My brainstorming and doodling came up with an image–an alchemist’s symbol for the element copper–with the three types of sassafras leaves hanging on it. I commissioned this copper wall hanging from June Caldwell Art, to put together this idea of what I want to bring to my yoga teaching.
Sassafras Yoga, in short, is what you get in a class or workshop with me. It is Mississippi rooted, you find it kind of everywhere. It is strong and healing. It is concerned with bringing your mind/body/spirit together. To each class, I try to bring simple mindfulness exercises to a basic pranayama (breath), asana (posture/movement), and meditation practice. Mindfulness exercises might be a simple invitation to focus on the breath, an exercise based in cognitive and/or behavior psychology, an ancient metaphor or parable, or a quote to focus on during yoga practice. Always, the goal is to help you relate to yourself any little bit better, to make your body feel any little bit better, and to remind you that your mind and spirit matter, and deserve care.

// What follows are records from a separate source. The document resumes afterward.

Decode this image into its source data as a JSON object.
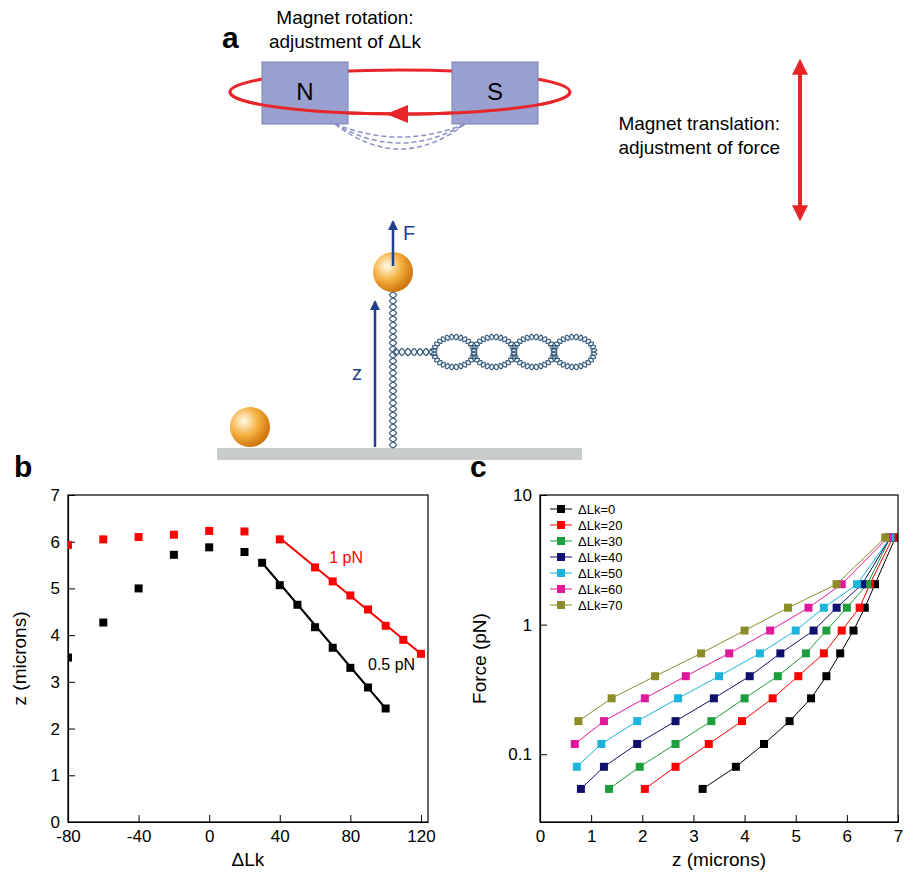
{
  "diagram": {
    "panel": "a",
    "magnet_rotation": [
      "Magnet rotation:",
      "adjustment of ΔLk"
    ],
    "magnet_translation": [
      "Magnet translation:",
      "adjustment of force"
    ],
    "magnets": [
      "N",
      "S"
    ],
    "force_label": "F",
    "extension_label": "z"
  },
  "chart_data": [
    {
      "type": "scatter",
      "panel": "b",
      "xlabel": "ΔLk",
      "ylabel": "z (microns)",
      "xlim": [
        -80,
        124
      ],
      "ylim": [
        0,
        7
      ],
      "xticks": [
        -80,
        -40,
        0,
        40,
        80,
        120
      ],
      "yticks": [
        0,
        1,
        2,
        3,
        4,
        5,
        6,
        7
      ],
      "marker": "square",
      "line_style": "none",
      "series": [
        {
          "color": "#ff0000",
          "x": [
            -80,
            -60,
            -40,
            -20,
            0,
            20,
            40,
            60,
            70,
            80,
            90,
            100,
            110,
            120
          ],
          "values": [
            5.93,
            6.05,
            6.1,
            6.15,
            6.23,
            6.22,
            6.05,
            5.45,
            5.15,
            4.85,
            4.55,
            4.2,
            3.9,
            3.6
          ],
          "fit": {
            "x": [
              40,
              120
            ],
            "values": [
              6.08,
              3.6
            ]
          }
        },
        {
          "color": "#000000",
          "x": [
            -80,
            -60,
            -40,
            -20,
            0,
            20,
            30,
            40,
            50,
            60,
            70,
            80,
            90,
            100
          ],
          "values": [
            3.52,
            4.27,
            5.0,
            5.72,
            5.88,
            5.78,
            5.55,
            5.07,
            4.65,
            4.17,
            3.73,
            3.3,
            2.88,
            2.43
          ],
          "fit": {
            "x": [
              30,
              100
            ],
            "values": [
              5.55,
              2.43
            ]
          }
        }
      ],
      "annotations": [
        {
          "text": "1 pN",
          "x": 68,
          "y": 5.55,
          "color": "#ff0000"
        },
        {
          "text": "0.5 pN",
          "x": 90,
          "y": 3.25,
          "color": "#000000"
        }
      ]
    },
    {
      "type": "line",
      "panel": "c",
      "xlabel": "z (microns)",
      "ylabel": "Force (pN)",
      "xlim": [
        0,
        7
      ],
      "ylim": [
        0.03,
        10
      ],
      "log": "y",
      "xticks": [
        0,
        1,
        2,
        3,
        4,
        5,
        6,
        7
      ],
      "yticks": [
        0.1,
        1,
        10
      ],
      "legend": "upper left",
      "marker": "square",
      "line_style": "solid",
      "series": [
        {
          "name": "ΔLk=0",
          "color": "#000000",
          "x": [
            3.18,
            3.83,
            4.38,
            4.88,
            5.3,
            5.6,
            5.87,
            6.13,
            6.35,
            6.55,
            6.95
          ],
          "values": [
            0.054,
            0.08,
            0.12,
            0.18,
            0.27,
            0.4,
            0.6,
            0.9,
            1.35,
            2.05,
            4.7
          ]
        },
        {
          "name": "ΔLk=20",
          "color": "#ff0000",
          "x": [
            2.05,
            2.65,
            3.3,
            3.95,
            4.55,
            5.05,
            5.55,
            5.9,
            6.25,
            6.45,
            6.9
          ],
          "values": [
            0.054,
            0.08,
            0.12,
            0.18,
            0.27,
            0.4,
            0.6,
            0.9,
            1.35,
            2.05,
            4.7
          ]
        },
        {
          "name": "ΔLk=30",
          "color": "#1e9e3c",
          "x": [
            1.35,
            1.95,
            2.65,
            3.35,
            4.0,
            4.65,
            5.2,
            5.6,
            6.0,
            6.4,
            6.85
          ],
          "values": [
            0.054,
            0.08,
            0.12,
            0.18,
            0.27,
            0.4,
            0.6,
            0.9,
            1.35,
            2.05,
            4.7
          ]
        },
        {
          "name": "ΔLk=40",
          "color": "#10106e",
          "x": [
            0.8,
            1.25,
            1.9,
            2.65,
            3.4,
            4.1,
            4.7,
            5.35,
            5.8,
            6.3,
            6.85
          ],
          "values": [
            0.054,
            0.08,
            0.12,
            0.18,
            0.27,
            0.4,
            0.6,
            0.9,
            1.35,
            2.05,
            4.7
          ]
        },
        {
          "name": "ΔLk=50",
          "color": "#1ab4dc",
          "x": [
            0.72,
            1.2,
            1.9,
            2.7,
            3.5,
            4.3,
            5.0,
            5.55,
            6.2,
            6.85
          ],
          "values": [
            0.08,
            0.12,
            0.18,
            0.27,
            0.4,
            0.6,
            0.9,
            1.35,
            2.05,
            4.7
          ]
        },
        {
          "name": "ΔLk=60",
          "color": "#e0189c",
          "x": [
            0.68,
            1.25,
            2.05,
            2.85,
            3.7,
            4.5,
            5.25,
            5.9,
            6.8
          ],
          "values": [
            0.12,
            0.18,
            0.27,
            0.4,
            0.6,
            0.9,
            1.35,
            2.05,
            4.7
          ]
        },
        {
          "name": "ΔLk=70",
          "color": "#8c8c28",
          "x": [
            0.75,
            1.4,
            2.25,
            3.15,
            4.0,
            4.85,
            5.8,
            6.75
          ],
          "values": [
            0.18,
            0.27,
            0.4,
            0.6,
            0.9,
            1.35,
            2.05,
            4.7
          ]
        }
      ]
    }
  ]
}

A note of gratitude: I wouldn’t have a yoga to call my own if it were not for the many teachers I have had over the years–in yoga, in literature, in philosophy, in art, in music–and as I describe what I think of as “my” yoga, it feels ridiculous. I didn’t invent yoga, so what do I even have to talk about? (This is called minimizing, one of my common cognitive distortions, which we’ll get to. Later.) But the thing I now remind myself is, each time I come to the mat, I invent that yoga practice, right there, in that moment. I invent that process of steadying my breath, of observing my mind, of strengthening and stretching my body. And I wouldn’t have these moments now if other teachers before had not shared, if they had said “I didn’t invent yoga, so what could I possibly have to offer?” So recognizing that I often tell myself distorting, minimizing things, I offer what I have, knowing that I have received powerful insights from simple offerings. I think of “my” yoga as a twig of outgrowth from a tree of human knowledge that stretches back over millennia. The yoga that will mean the most to you, of course, is the yoga you actually DO. I encourage you to look around your community for a class, and find out what your local yoga teachers have to offer.